AB 1732 requires all restrooms in places of public accommodation to be all-gender. According to the office of Assemblymember Phil Ting, the bill mainly affects transgender and gender fluid people but also aids parents and caregivers of opposite-gender children and women, who tend to have to wait for available restrooms even if a designated-male single-user restroom is available.
“Civil rights are the strongest when they are inclusive across the gender spectrum,” said Assemblymember Ting in an emailed statement. “That is why we need strong protections in place to prohibit discrimination on the basis of gender and gender identity.”
AB 1732 was passed by a majority of the Assembly on Aug. 22, 2016, and will go into effect beginning March 1, 2017.
Students at UC Berkeley have protested the lack of gender-inclusive restrooms on campus in the past, from “shit-ins” to the recent Bathroom Brigade, where protesters lined up cups of fake urine throughout campus and occupied restrooms in lecture halls.
UC Berkeley “still has work to do” to make campus more inclusive, according to Billy Curtis, executive director of the Centers for Educational Justice & Community Engagement.
“We need to continue educating one another about each other’s needs across inclusion and equity, in particular around creating inclusive spaces for the trans and genderqueer community in our academic and co-curricular practices,” Curtis said.
UC Berkeley began implementing gender-neutral single-user restrooms across campus before it was mandated by UC President Janet Napolitano, according to Curtis — but these restrooms are not always the most convenient for transgender and gender fluid students.

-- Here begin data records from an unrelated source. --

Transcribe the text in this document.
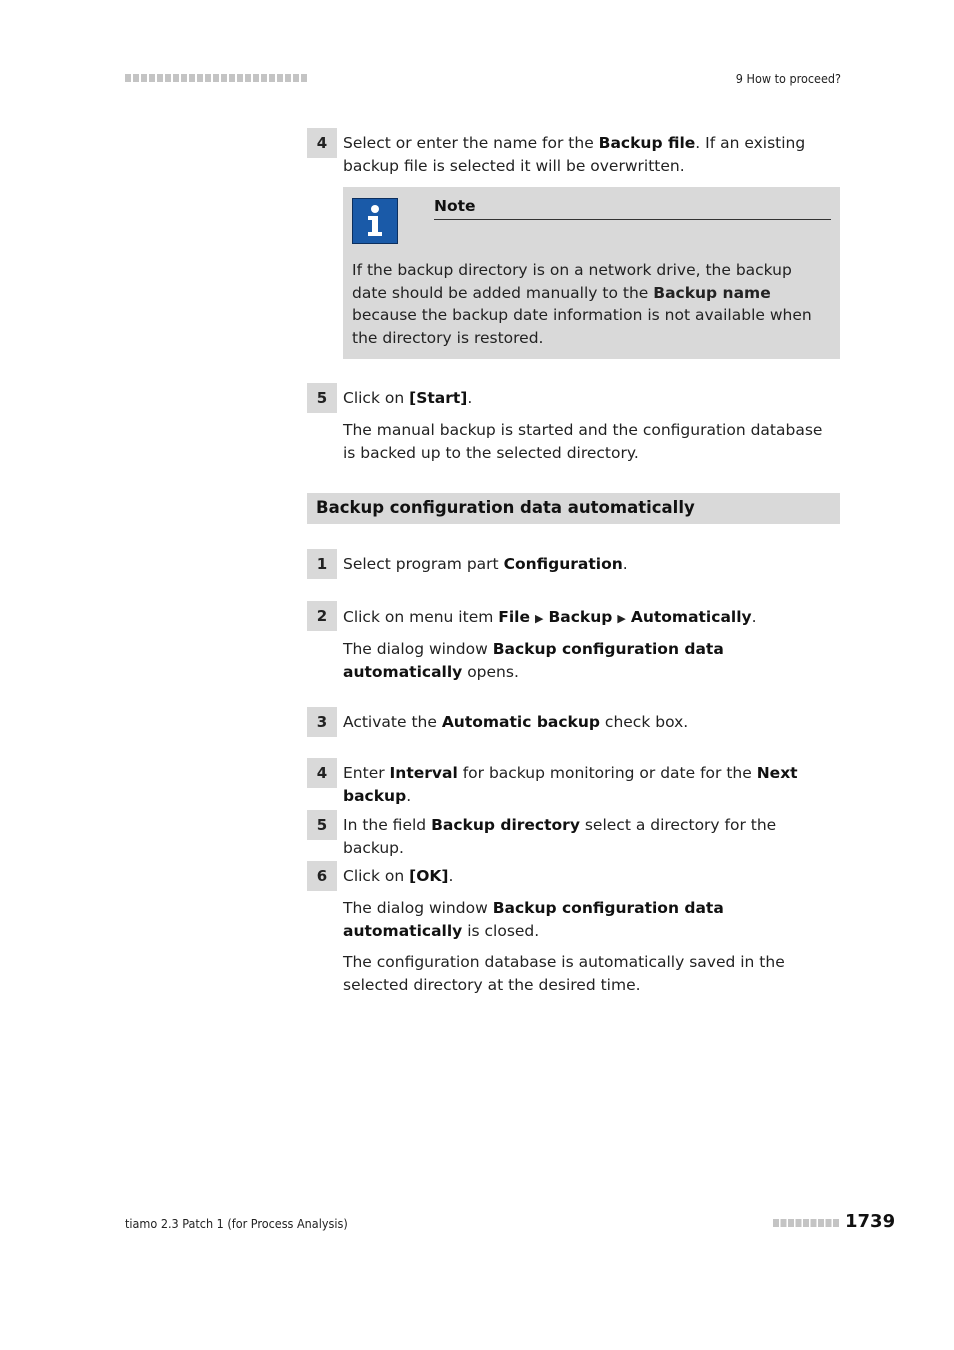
9 How to proceed?
4	Select or enter the name for the Backup file. If an existing backup file is selected it will be overwritten.
Note
If the backup directory is on a network drive, the backup date should be added manually to the Backup name because the backup date information is not available when the directory is restored.
5	Click on [Start].
The manual backup is started and the configuration database is backed up to the selected directory.
Backup configuration data automatically
1	Select program part Configuration.
2	Click on menu item File ▶ Backup ▶ Automatically.
The dialog window Backup configuration data automatically opens.
3	Activate the Automatic backup check box.
4	Enter Interval for backup monitoring or date for the Next backup.
5	In the field Backup directory select a directory for the backup.
6	Click on [OK].
The dialog window Backup configuration data automatically is closed.
The configuration database is automatically saved in the selected directory at the desired time.
tiamo 2.3 Patch 1 (for Process Analysis)	1739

Amelia Martyn, leader of a transgender group on campus, noted that single-user restrooms on campus are located in “weird, inconvenient places.”
“I know people who just try to never go to the bathroom when they’re out in public,” Martyn said. “(The bill) will make it so that there are a lot more bathrooms available for people.”

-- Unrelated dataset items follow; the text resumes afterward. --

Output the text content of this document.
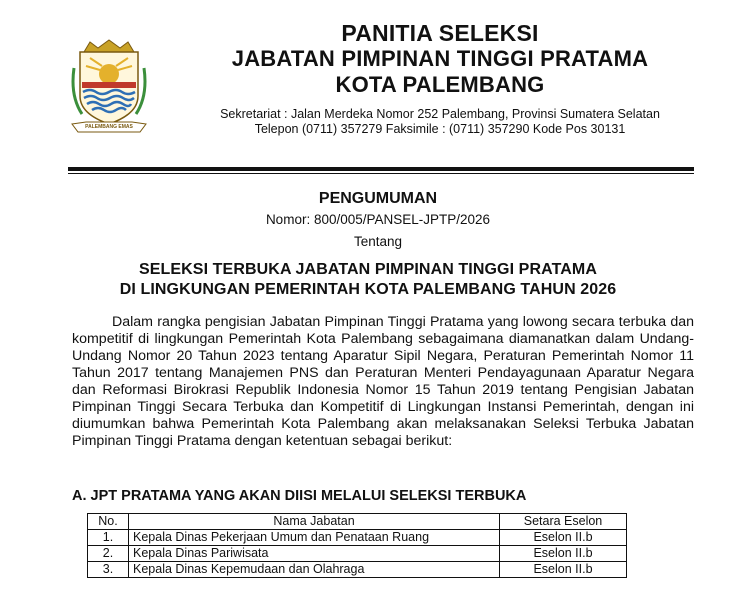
PALEMBANG EMAS
PANITIA SELEKSI
JABATAN PIMPINAN TINGGI PRATAMA
KOTA PALEMBANG
Sekretariat : Jalan Merdeka Nomor 252 Palembang, Provinsi Sumatera Selatan
Telepon (0711) 357279 Faksimile : (0711) 357290 Kode Pos 30131
PENGUMUMAN
Nomor: 800/005/PANSEL-JPTP/2026
Tentang
SELEKSI TERBUKA JABATAN PIMPINAN TINGGI PRATAMA
DI LINGKUNGAN PEMERINTAH KOTA PALEMBANG TAHUN 2026

Dalam rangka pengisian Jabatan Pimpinan Tinggi Pratama yang lowong secara terbuka dan kompetitif di lingkungan Pemerintah Kota Palembang sebagaimana diamanatkan dalam Undang-Undang Nomor 20 Tahun 2023 tentang Aparatur Sipil Negara, Peraturan Pemerintah Nomor 11 Tahun 2017 tentang Manajemen PNS dan Peraturan Menteri Pendayagunaan Aparatur Negara dan Reformasi Birokrasi Republik Indonesia Nomor 15 Tahun 2019 tentang Pengisian Jabatan Pimpinan Tinggi Secara Terbuka dan Kompetitif di Lingkungan Instansi Pemerintah, dengan ini diumumkan bahwa Pemerintah Kota Palembang akan melaksanakan Seleksi Terbuka Jabatan Pimpinan Tinggi Pratama dengan ketentuan sebagai berikut:

A. JPT PRATAMA YANG AKAN DIISI MELALUI SELEKSI TERBUKA
No.	Nama Jabatan	Setara Eselon
1.	Kepala Dinas Pekerjaan Umum dan Penataan Ruang	Eselon II.b
2.	Kepala Dinas Pariwisata	Eselon II.b
3.	Kepala Dinas Kepemudaan dan Olahraga	Eselon II.b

Martyn said she believed the bathroom controversy was being used as a “wedge issue” and that she would like to see the conversation turn toward “more important” issues facing the LGBTQ+ community.
“I think people have started to use bathrooms as ‘controversial’ which are just bad for people who are just trying to live their everyday lives,” Martyn said.

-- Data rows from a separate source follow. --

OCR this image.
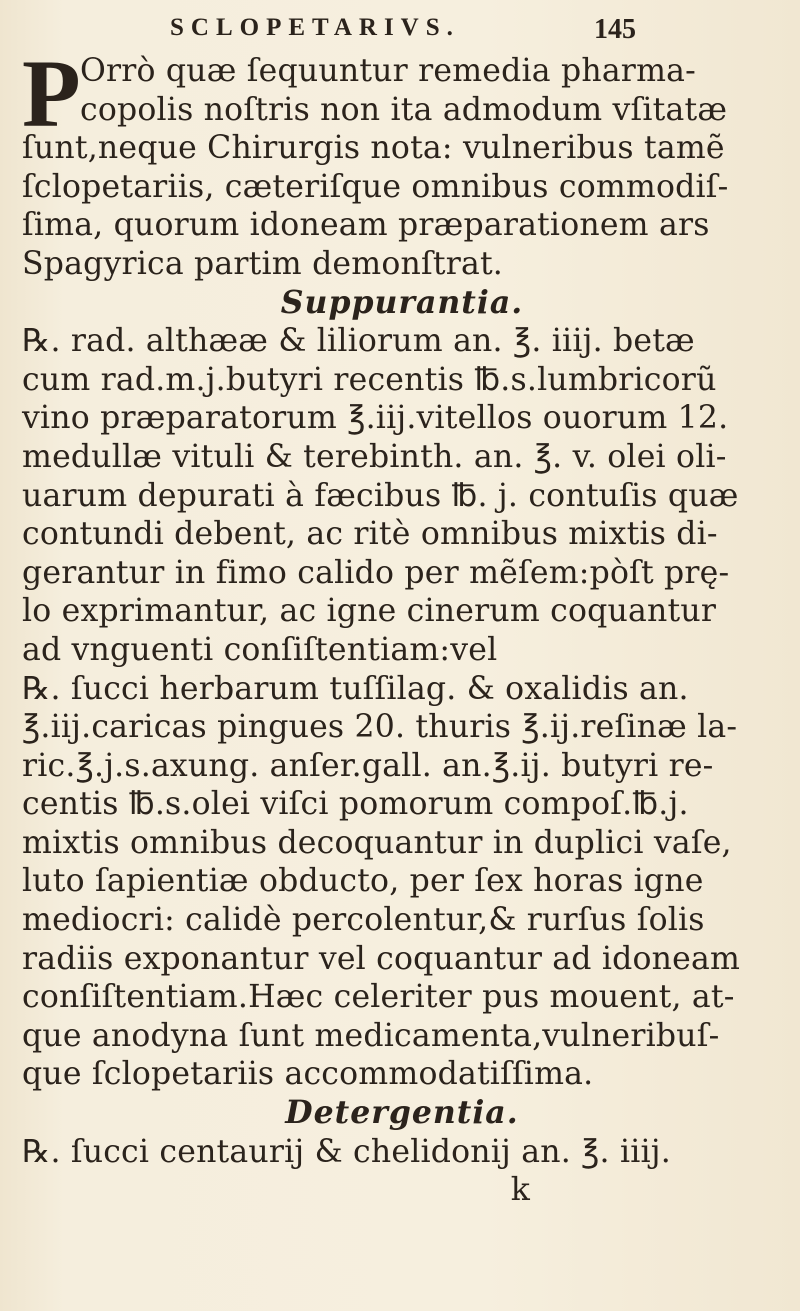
SCLOPETARIVS.	145
P Orrò quæ ſequuntur remedia pharma-
copolis noſtris non ita admodum vſitatæ
ſunt,neque Chirurgis nota: vulneribus tamẽ
ſclopetariis, cæteriſque omnibus commodiſ-
ſima, quorum idoneam præparationem ars
Spagyrica partim demonſtrat.
Suppurantia.
℞. rad. althææ & liliorum an. ℥. iiij. betæ
cum rad.m.j.butyri recentis ℔.s.lumbricorũ
vino præparatorum ℥.iij.vitellos ouorum 12.
medullæ vituli & terebinth. an. ℥. v. olei oli-
uarum depurati à fæcibus ℔. j. contuſis quæ
contundi debent, ac ritè omnibus mixtis di-
gerantur in fimo calido per mẽſem:pòſt prę-
lo exprimantur, ac igne cinerum coquantur
ad vnguenti conſiſtentiam:vel
℞. ſucci herbarum tuſſilag. & oxalidis an.
℥.iij.caricas pingues 20. thuris ℥.ij.reſinæ la-
ric.℥.j.s.axung. anſer.gall. an.℥.ij. butyri re-
centis ℔.s.olei viſci pomorum compoſ.℔.j.
mixtis omnibus decoquantur in duplici vaſe,
luto ſapientiæ obducto, per ſex horas igne
mediocri: calidè percolentur,& rurſus ſolis
radiis exponantur vel coquantur ad idoneam
conſiſtentiam.Hæc celeriter pus mouent, at-
que anodyna ſunt medicamenta,vulneribuſ-
que ſclopetariis accommodatiſſima.
Detergentia.
℞. ſucci centaurij & chelidonij an. ℥. iiij.
k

Former member of the Bathroom Brigade and campus graduate student Beezer de Martelly said they were “glad to see the state (taking) up these issues,” but expressed concern over honing in on just bathroom access.
“While such access is indeed a basic necessity, we cannot let ourselves ignore the wider and painfully violent context of transphobia,” de Martelly said in an email. “We must … demand accountability and action that addresses all interrelated forms of oppression on campus.”